An employer shall be liable for an unlawful discriminatory practice based upon the conduct of an employee or agent which is in violation of subdivision one or two of this section only where:

(1) The employee or agent exercised managerial or supervisory responsibility; or 

(2) The employer knew of the employee’s or agent’s discriminatory conduct, and acquiesced in such conduct or failed to take immediate and appropriate corrective action; an employer shall be deemed to have knowledge of an employee’s or agent’s discriminatory conduct where that conduct was known by another employee or agent who exercised managerial or supervisory responsibility; or 

(3) The employer should have known of the employee’s or agent’s discriminatory conduct and failed to exercise reasonable diligence to prevent such discriminatory conduct. (Emphasis and paragraphing added.)

In Zakrzewska v.
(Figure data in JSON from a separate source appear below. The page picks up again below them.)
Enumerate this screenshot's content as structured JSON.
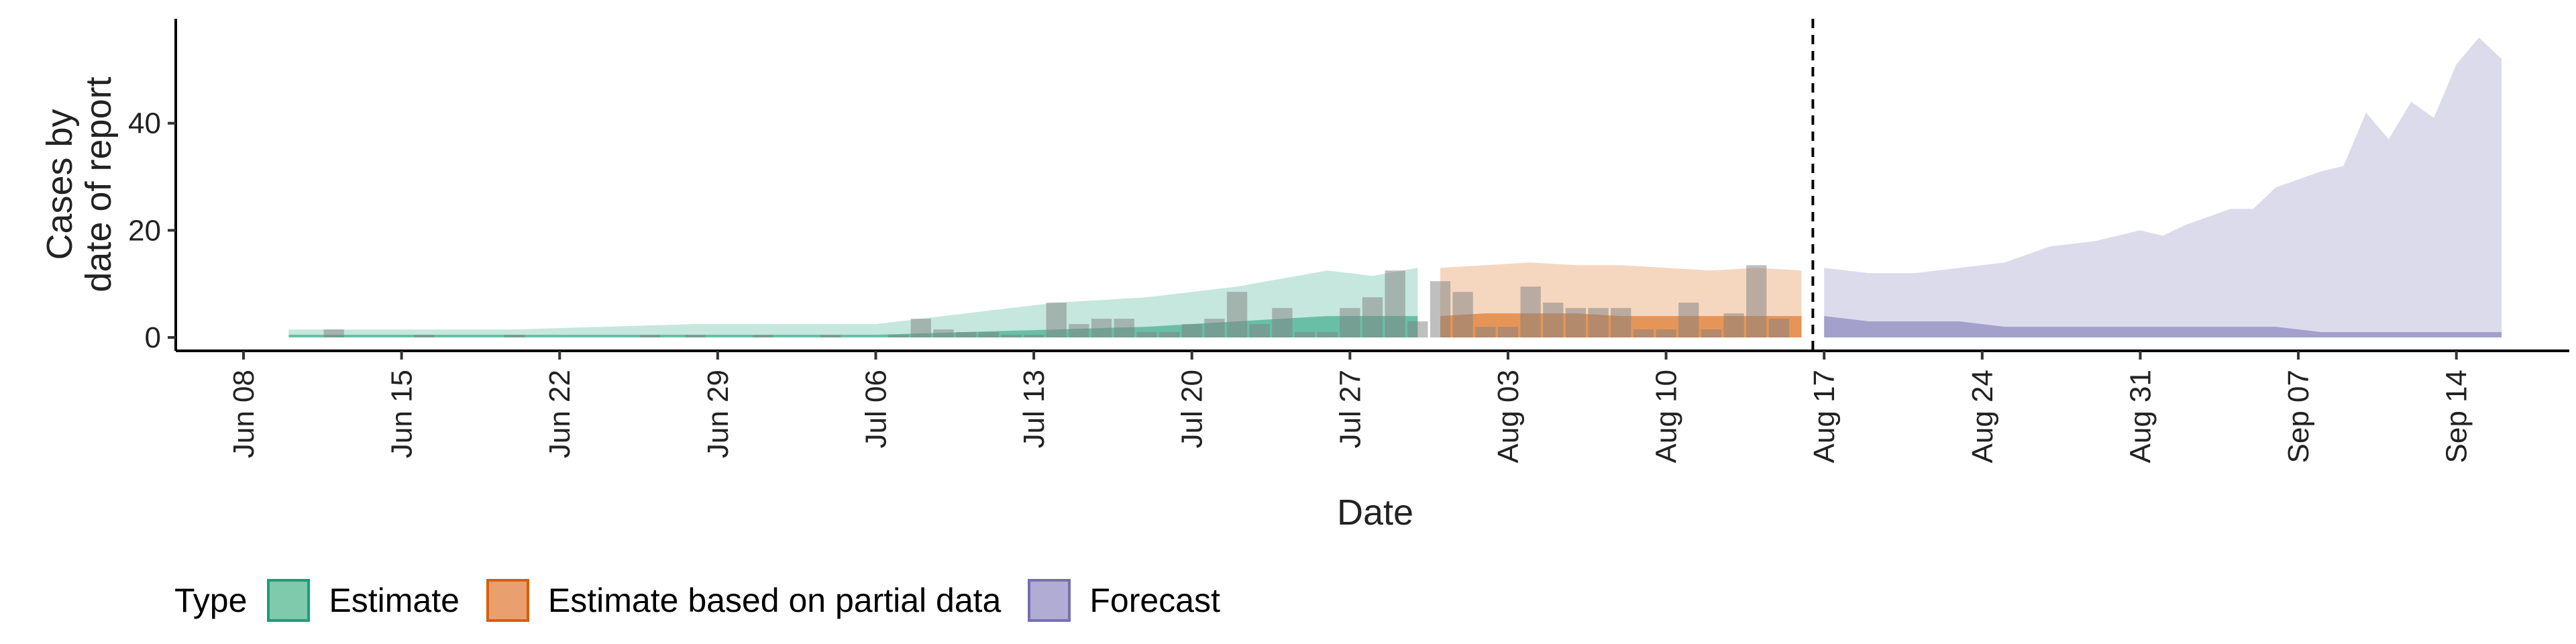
{
  "chart_data": {
    "type": "area",
    "xlabel": "Date",
    "ylabel_lines": [
      "Cases by",
      "date of report"
    ],
    "x_ticks": [
      "Jun 08",
      "Jun 15",
      "Jun 22",
      "Jun 29",
      "Jul 06",
      "Jul 13",
      "Jul 20",
      "Jul 27",
      "Aug 03",
      "Aug 10",
      "Aug 17",
      "Aug 24",
      "Aug 31",
      "Sep 07",
      "Sep 14"
    ],
    "y_ticks": [
      "0",
      "20",
      "40"
    ],
    "x_range": [
      "2020-06-05",
      "2020-09-19"
    ],
    "ylim": [
      -2.5,
      59.5
    ],
    "forecast_cutoff": "2020-08-16",
    "legend": {
      "title": "Type",
      "position": "bottom",
      "items": [
        {
          "label": "Estimate",
          "fill": "#7fc9ad",
          "stroke": "#1b9e77"
        },
        {
          "label": "Estimate based on partial data",
          "fill": "#eaa06e",
          "stroke": "#d95f02"
        },
        {
          "label": "Forecast",
          "fill": "#b1acd4",
          "stroke": "#7570b3"
        }
      ]
    },
    "colors": {
      "estimate": "#1b9e77",
      "partial": "#d95f02",
      "forecast": "#7570b3",
      "bars": "#808080"
    },
    "series": [
      {
        "name": "Estimate",
        "x": [
          "2020-06-10",
          "2020-06-20",
          "2020-06-28",
          "2020-07-06",
          "2020-07-10",
          "2020-07-14",
          "2020-07-18",
          "2020-07-22",
          "2020-07-26",
          "2020-07-28",
          "2020-07-30"
        ],
        "outer_upper": [
          1.5,
          1.5,
          2.5,
          2.5,
          4.5,
          6.5,
          7.5,
          9.5,
          12.5,
          11.5,
          13
        ],
        "inner_upper": [
          0.5,
          0.5,
          0.5,
          0.5,
          1,
          1.5,
          2,
          3,
          4,
          4,
          4
        ],
        "lower": [
          0,
          0,
          0,
          0,
          0,
          0,
          0,
          0,
          0,
          0,
          0
        ]
      },
      {
        "name": "Estimate based on partial data",
        "x": [
          "2020-07-31",
          "2020-08-02",
          "2020-08-04",
          "2020-08-06",
          "2020-08-08",
          "2020-08-10",
          "2020-08-12",
          "2020-08-14",
          "2020-08-16"
        ],
        "outer_upper": [
          13,
          13.5,
          14,
          13.5,
          13.5,
          13,
          12.5,
          13,
          12.5
        ],
        "inner_upper": [
          4,
          4.5,
          4.5,
          4.5,
          4,
          4,
          4,
          4,
          4
        ],
        "lower": [
          0,
          0,
          0,
          0,
          0,
          0,
          0,
          0,
          0
        ]
      },
      {
        "name": "Forecast",
        "x": [
          "2020-08-17",
          "2020-08-19",
          "2020-08-21",
          "2020-08-23",
          "2020-08-25",
          "2020-08-27",
          "2020-08-29",
          "2020-08-31",
          "2020-09-01",
          "2020-09-02",
          "2020-09-04",
          "2020-09-05",
          "2020-09-06",
          "2020-09-08",
          "2020-09-09",
          "2020-09-10",
          "2020-09-11",
          "2020-09-12",
          "2020-09-13",
          "2020-09-14",
          "2020-09-15",
          "2020-09-16"
        ],
        "outer_upper": [
          13,
          12,
          12,
          13,
          14,
          17,
          18,
          20,
          19,
          21,
          24,
          24,
          28,
          31,
          32,
          42,
          37,
          44,
          41,
          51,
          56,
          52
        ],
        "inner_upper": [
          4,
          3,
          3,
          3,
          2,
          2,
          2,
          2,
          2,
          2,
          2,
          2,
          2,
          1,
          1,
          1,
          1,
          1,
          1,
          1,
          1,
          1
        ],
        "lower": [
          0,
          0,
          0,
          0,
          0,
          0,
          0,
          0,
          0,
          0,
          0,
          0,
          0,
          0,
          0,
          0,
          0,
          0,
          0,
          0,
          0,
          0
        ]
      }
    ],
    "observed_cases": {
      "x": [
        "2020-06-12",
        "2020-06-16",
        "2020-06-20",
        "2020-06-26",
        "2020-06-28",
        "2020-07-01",
        "2020-07-04",
        "2020-07-07",
        "2020-07-08",
        "2020-07-09",
        "2020-07-10",
        "2020-07-11",
        "2020-07-12",
        "2020-07-13",
        "2020-07-14",
        "2020-07-15",
        "2020-07-16",
        "2020-07-17",
        "2020-07-18",
        "2020-07-19",
        "2020-07-20",
        "2020-07-21",
        "2020-07-22",
        "2020-07-23",
        "2020-07-24",
        "2020-07-25",
        "2020-07-26",
        "2020-07-27",
        "2020-07-28",
        "2020-07-29",
        "2020-07-30",
        "2020-07-31",
        "2020-08-01",
        "2020-08-02",
        "2020-08-03",
        "2020-08-04",
        "2020-08-05",
        "2020-08-06",
        "2020-08-07",
        "2020-08-08",
        "2020-08-09",
        "2020-08-10",
        "2020-08-11",
        "2020-08-12",
        "2020-08-13",
        "2020-08-14",
        "2020-08-15"
      ],
      "values": [
        1.5,
        0.5,
        0.5,
        0.5,
        0.5,
        0.5,
        0.5,
        0.5,
        3.5,
        1.5,
        1,
        1,
        0.5,
        0.5,
        6.5,
        2.5,
        3.5,
        3.5,
        1,
        1,
        2.5,
        3.5,
        8.5,
        2.5,
        5.5,
        1,
        1,
        5.5,
        7.5,
        12.5,
        3,
        10.5,
        8.5,
        2,
        2,
        9.5,
        6.5,
        5.5,
        5.5,
        5.5,
        1.5,
        1.5,
        6.5,
        1.5,
        4.5,
        13.5,
        3.5
      ]
    }
  }
}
The New School, 14 NY3d 469 (May 6, 2010), the New York Court of Appeals held that the so-called Faragher-Ellerth defense available under federal law – namely, that (1) the employer took reasonable steps to prevent or promptly correct the alleged harassment, and (2) the plaintiff unreasonably failed to take advantage of any preventive or corrective opportunities provided by the employer to avoid harm – is not available under the NYCHRL.

Conclusion

In each case, the facts must be carefully analyzed, in light of the applicable law, to determine whether you have a case.